Science isn’t something that just happens overnight. It takes many measurements, oodles of analysis, re-testing and re-analysis before any groundbreaking announcement can be made.
So, on the surface of Mars, inside Gale Crater on a plain called Aeolis Palus, our tenacious six-wheeled Mars Science Laboratory (MSL) is doing cutting-edge laboratory work on an alien world and mission scientists are itching to announce a “historic” discovery.
“This data is gonna be one for the history books.
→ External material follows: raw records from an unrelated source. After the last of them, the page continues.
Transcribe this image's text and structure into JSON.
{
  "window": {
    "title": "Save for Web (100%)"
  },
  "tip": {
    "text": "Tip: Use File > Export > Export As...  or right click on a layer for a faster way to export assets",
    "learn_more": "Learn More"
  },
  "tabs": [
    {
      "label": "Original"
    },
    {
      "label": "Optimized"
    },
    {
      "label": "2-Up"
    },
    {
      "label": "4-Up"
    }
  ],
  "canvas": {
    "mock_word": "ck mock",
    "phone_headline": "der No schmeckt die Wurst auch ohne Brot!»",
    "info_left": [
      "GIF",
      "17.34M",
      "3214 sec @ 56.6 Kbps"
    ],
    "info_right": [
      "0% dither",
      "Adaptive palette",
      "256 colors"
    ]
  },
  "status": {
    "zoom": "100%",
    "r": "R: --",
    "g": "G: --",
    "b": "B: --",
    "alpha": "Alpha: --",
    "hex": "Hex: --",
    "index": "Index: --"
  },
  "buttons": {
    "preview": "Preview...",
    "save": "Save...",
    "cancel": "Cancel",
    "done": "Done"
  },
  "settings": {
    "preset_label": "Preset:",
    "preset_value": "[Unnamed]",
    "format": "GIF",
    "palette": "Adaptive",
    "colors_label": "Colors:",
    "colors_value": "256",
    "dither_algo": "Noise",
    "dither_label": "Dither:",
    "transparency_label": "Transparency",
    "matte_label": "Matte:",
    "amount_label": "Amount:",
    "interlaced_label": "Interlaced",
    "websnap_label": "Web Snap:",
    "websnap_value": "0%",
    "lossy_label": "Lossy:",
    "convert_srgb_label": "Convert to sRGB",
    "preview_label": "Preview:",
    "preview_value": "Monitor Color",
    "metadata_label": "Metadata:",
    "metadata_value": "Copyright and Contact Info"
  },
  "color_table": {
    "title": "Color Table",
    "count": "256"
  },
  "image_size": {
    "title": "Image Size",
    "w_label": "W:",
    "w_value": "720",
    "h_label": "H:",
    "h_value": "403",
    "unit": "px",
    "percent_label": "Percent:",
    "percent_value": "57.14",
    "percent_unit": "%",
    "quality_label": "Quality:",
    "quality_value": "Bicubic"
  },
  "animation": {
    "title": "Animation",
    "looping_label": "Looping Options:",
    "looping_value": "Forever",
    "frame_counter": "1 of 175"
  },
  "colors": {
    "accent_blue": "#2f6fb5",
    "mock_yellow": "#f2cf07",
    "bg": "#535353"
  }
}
It’s looking really good,” John Grotzinger, lead scientist of the MSL mission, said in an interview with NPR.
But what is he referring to and why all the secrecy?
For the past few weeks, rover Curiosity has been busily scooping dirt from a sandy ridge in a geologically interesting location called “Rocknest.” Using a little scooper attached to its instrument-laden robotic arm, Curiosity has been carefully digging, shaking and dumping the fine soil grains into its Sample Analysis at Mars (SAM) and Chemistry and Mineralogy (CheMin) instruments.
Recently, NASA announced some results from SAM after analyzing samples of Mars air. Interestingly, clues as to Martian atmospheric history were uncovered. Also, mission scientists announced an apparent dearth of methane in the air — a result that undoubtedly frustrated many hoping for the detection of the gas that may, ultimately, reveal the presence of sub-surface microbial life.